An Italian-American living la dolce vita in the Deep South

An Italian-American living la dolce vita in the Deep South

Tuesday, April 22, 2008

In Celebration of One Another

Yesterday Lisa wrote about it being International Day of the French Speaking World, and her tongue-in-cheek post was humorous and spot on. (I clicked on the link but couldn't read it because it was written exclusively in French . . . go figure!) I guess the French have a reputation for being, well, rather defensive about their language and culture, so much in fact that they seem to look down their very aristocratic noses at the rest of the world . . . the rest of the world as in, specifically, The United States.

I mean, they did protest the opening of Disneyland Paris.

In all honesty, however, I do understand where they are coming from, and in many ways I admire them for their vigilant protection of the purity of all things French. Today, with advanced technology and travel, the world has become a bit smaller, and language and culture as a national identity is threatened.

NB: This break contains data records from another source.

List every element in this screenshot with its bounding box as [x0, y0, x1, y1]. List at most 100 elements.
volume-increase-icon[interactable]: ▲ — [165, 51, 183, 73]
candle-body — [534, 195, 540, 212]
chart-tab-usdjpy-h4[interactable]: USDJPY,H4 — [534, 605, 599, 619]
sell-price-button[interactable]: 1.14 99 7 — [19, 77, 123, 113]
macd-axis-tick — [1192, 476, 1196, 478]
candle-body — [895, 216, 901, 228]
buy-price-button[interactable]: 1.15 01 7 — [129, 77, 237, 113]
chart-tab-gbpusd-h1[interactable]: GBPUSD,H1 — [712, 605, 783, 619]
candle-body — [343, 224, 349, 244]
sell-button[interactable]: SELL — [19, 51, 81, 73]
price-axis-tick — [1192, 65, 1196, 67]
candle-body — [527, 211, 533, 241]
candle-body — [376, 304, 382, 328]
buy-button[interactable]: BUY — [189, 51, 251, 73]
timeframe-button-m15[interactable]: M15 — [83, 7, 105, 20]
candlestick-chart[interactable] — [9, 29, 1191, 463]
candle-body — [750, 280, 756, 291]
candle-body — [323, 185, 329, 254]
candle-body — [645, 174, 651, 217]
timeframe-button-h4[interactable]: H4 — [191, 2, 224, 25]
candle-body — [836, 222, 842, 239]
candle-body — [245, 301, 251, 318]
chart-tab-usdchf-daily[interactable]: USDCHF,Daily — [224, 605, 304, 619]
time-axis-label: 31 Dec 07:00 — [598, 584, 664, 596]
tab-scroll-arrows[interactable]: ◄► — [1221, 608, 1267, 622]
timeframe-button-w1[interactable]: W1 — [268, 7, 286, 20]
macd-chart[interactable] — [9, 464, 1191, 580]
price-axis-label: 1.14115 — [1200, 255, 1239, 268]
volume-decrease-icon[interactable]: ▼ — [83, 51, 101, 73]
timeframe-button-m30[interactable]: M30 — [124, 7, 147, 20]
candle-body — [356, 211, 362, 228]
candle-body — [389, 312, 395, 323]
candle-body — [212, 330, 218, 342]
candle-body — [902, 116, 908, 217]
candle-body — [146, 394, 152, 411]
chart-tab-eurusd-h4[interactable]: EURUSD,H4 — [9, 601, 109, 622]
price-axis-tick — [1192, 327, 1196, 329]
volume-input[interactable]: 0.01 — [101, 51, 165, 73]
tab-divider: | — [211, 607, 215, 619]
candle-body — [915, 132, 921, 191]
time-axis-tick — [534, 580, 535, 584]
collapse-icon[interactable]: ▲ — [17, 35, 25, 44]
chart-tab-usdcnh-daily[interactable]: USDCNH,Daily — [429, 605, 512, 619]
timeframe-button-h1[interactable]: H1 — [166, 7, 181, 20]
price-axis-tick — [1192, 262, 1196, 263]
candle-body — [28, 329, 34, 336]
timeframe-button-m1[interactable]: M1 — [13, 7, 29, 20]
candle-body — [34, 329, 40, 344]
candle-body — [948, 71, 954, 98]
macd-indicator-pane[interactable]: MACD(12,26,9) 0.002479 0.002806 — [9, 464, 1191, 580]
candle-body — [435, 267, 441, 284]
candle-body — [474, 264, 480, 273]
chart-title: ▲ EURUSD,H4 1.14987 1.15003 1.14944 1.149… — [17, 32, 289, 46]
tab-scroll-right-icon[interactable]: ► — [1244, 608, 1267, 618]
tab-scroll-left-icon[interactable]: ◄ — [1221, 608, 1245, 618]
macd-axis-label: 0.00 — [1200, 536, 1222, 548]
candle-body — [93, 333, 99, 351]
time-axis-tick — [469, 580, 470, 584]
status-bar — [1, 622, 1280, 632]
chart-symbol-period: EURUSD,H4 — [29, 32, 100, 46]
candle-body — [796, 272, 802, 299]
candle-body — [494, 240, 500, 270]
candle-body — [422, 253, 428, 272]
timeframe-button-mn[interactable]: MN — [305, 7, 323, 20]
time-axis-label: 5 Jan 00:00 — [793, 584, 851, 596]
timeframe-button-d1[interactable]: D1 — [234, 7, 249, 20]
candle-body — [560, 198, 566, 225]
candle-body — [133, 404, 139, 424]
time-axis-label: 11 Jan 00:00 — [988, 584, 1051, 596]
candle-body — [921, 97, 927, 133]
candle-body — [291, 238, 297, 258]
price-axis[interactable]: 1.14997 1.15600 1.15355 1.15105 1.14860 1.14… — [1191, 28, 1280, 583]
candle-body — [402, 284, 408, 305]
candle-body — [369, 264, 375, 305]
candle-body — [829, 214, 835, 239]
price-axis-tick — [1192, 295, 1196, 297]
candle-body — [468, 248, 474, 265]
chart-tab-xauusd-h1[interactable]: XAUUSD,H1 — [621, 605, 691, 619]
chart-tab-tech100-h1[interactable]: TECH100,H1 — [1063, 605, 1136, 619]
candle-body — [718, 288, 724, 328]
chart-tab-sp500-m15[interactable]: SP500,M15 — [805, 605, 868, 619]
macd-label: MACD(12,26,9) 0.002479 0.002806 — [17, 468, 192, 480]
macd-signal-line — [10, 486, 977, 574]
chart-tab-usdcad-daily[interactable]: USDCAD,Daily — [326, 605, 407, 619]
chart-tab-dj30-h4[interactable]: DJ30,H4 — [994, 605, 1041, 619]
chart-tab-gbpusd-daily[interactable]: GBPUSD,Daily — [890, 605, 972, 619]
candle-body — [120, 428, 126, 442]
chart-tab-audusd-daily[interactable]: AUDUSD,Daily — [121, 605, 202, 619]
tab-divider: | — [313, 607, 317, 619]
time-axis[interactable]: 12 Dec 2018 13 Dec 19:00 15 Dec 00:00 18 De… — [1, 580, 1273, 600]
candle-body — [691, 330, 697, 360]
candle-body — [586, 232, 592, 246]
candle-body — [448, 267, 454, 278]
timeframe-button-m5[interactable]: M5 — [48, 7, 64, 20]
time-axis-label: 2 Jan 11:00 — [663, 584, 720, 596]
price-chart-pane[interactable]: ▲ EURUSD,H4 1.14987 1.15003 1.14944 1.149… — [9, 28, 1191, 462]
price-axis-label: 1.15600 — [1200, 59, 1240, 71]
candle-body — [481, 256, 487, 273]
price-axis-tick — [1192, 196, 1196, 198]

I have noticed this myself in my travels to Italy. The Italian language is peppered with English, not only with technological and scientific terms, but also in everyday language. As an example, even if you don't know a word of Italian, I'm sure you won't have any problems understanding the following sentences.
  • Andiamo a fare un picnic questo weekend?
  • Vado a fare il jogging. Ciao!
  • Ho tanto stress oggi.
Then, a recent show on the travel channel listed the top ten McDonald's restaurants in the world. The #1 McDonald's? In Rome, Italy. Right there next to the Spanish Steps. Mamma Mia!

Of course, cultures and languages are going to intermingle; they will continue to overlap; and they will even borrow from each other. But I do think we need to preserve who we are, where we live, what languages we speak, what traditions we have . . . all these things that are the essence of who we are.

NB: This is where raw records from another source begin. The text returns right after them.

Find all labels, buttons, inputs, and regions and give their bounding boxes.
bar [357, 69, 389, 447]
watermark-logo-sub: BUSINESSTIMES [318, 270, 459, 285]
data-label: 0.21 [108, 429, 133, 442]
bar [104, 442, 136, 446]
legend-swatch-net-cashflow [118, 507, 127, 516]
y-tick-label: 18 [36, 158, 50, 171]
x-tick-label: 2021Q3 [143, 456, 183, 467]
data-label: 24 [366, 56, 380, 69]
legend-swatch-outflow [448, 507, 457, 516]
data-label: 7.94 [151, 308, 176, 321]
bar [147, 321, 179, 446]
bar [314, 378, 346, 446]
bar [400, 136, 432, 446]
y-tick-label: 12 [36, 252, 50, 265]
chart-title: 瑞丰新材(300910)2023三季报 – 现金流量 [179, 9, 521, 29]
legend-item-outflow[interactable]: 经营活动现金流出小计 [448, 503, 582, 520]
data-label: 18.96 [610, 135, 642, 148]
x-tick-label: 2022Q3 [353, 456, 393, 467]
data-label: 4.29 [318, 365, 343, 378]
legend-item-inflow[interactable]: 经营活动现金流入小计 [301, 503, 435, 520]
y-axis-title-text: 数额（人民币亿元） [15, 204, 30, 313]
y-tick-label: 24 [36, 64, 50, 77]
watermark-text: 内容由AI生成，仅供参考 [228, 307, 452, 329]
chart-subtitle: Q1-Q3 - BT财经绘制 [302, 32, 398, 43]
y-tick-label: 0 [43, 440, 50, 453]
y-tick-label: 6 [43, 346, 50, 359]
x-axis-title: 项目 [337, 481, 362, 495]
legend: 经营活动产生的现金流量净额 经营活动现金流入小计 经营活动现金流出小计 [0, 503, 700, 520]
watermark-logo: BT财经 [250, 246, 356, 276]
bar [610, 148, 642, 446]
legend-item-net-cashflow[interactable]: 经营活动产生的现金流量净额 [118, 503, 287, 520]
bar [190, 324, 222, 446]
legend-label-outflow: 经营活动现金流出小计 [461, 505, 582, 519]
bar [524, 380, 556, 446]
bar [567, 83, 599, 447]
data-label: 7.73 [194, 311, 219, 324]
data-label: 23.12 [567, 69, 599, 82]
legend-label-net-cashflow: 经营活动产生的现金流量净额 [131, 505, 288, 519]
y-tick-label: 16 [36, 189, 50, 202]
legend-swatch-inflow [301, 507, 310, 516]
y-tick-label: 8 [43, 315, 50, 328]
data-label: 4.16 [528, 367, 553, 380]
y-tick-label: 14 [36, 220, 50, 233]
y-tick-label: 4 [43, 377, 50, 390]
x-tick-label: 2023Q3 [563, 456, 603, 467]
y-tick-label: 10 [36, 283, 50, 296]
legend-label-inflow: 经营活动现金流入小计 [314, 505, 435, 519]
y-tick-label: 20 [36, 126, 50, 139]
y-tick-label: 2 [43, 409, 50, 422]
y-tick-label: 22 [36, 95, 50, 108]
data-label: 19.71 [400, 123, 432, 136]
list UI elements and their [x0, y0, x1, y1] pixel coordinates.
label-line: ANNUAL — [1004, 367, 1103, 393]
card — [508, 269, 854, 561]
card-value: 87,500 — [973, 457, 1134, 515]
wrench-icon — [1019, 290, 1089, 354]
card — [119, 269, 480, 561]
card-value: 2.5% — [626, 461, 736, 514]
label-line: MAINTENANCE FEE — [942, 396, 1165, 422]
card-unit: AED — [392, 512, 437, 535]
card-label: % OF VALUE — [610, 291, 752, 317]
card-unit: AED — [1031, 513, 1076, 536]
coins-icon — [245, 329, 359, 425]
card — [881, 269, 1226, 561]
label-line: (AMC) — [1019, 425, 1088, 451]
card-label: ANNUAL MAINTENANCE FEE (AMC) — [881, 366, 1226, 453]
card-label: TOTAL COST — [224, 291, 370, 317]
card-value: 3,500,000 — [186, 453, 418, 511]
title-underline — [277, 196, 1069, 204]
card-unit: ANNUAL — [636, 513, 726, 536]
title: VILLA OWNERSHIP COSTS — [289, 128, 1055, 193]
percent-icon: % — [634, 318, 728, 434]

It's good to celebrate our national identities . . . and it's good to celebrate each other's.

So I may poke fun of French snobbery, but I celebrate their tradition. Just as I celebrate the living chess tournament in Marostica, Italy, the bull running in Pamplona, Spain, and the chitlin' strut festival in Salley, South Carolina.

It is, after all, a wonderful world.

7 comments:

Karen said...

Are you serious? They protested opening The Happiest Place On Earth in their own country?

Lisa said...

It really is an interesting thing to contemplate ~ and a hard concept for Americans, especially, to get our brains around, because we are SO much a melting pot of so many cultures. We're a mishmosh, so the more mishmosh, the more purely American to us. But, I totally respect the idea of national identity among nations who have an identity! I think, in a way, Americans do envy that. (I just love that living chess tournament! I wanna do that!)

Burgh Baby's Mom said...

How appropriate that they borrowed "stress" from English. We do it better than any other culture, that's for sure.

I LOVE Disney Paris. The Space Mountain there is worlds better than the one in Orlando. It's a good thing the protestors weren't particularily effective.

E said...

And their cafes...oh and their sauces...and their shoes...and, oh my...

Kellan said...

Yes it is - a wonderful world.

Hi Bia - nice to see you - hope you are well. Take care - Kellan

Wendy said...

Bia - I'm glad the French are French, but I do remember two distinctly different impressions of France when I went there. I went with a small Sal. Army brass quintet to help a Northern France (Lille) corps with their Christmas kettles. They were the warmest, most welcoming people I have ever met! A few months later, a Parisian officer offered to host me for a weekend. I was snubbed by so many people in Paris for attempting to ask a question. My host was kind, of course, but I thought, if I ever go back, I'm heading to the North of France!

Maria said...

I love to celebrate our Russian heritage. The running of the bull, I must admit though, is not something I like to celebrate. I love to hear about your Italian heritage.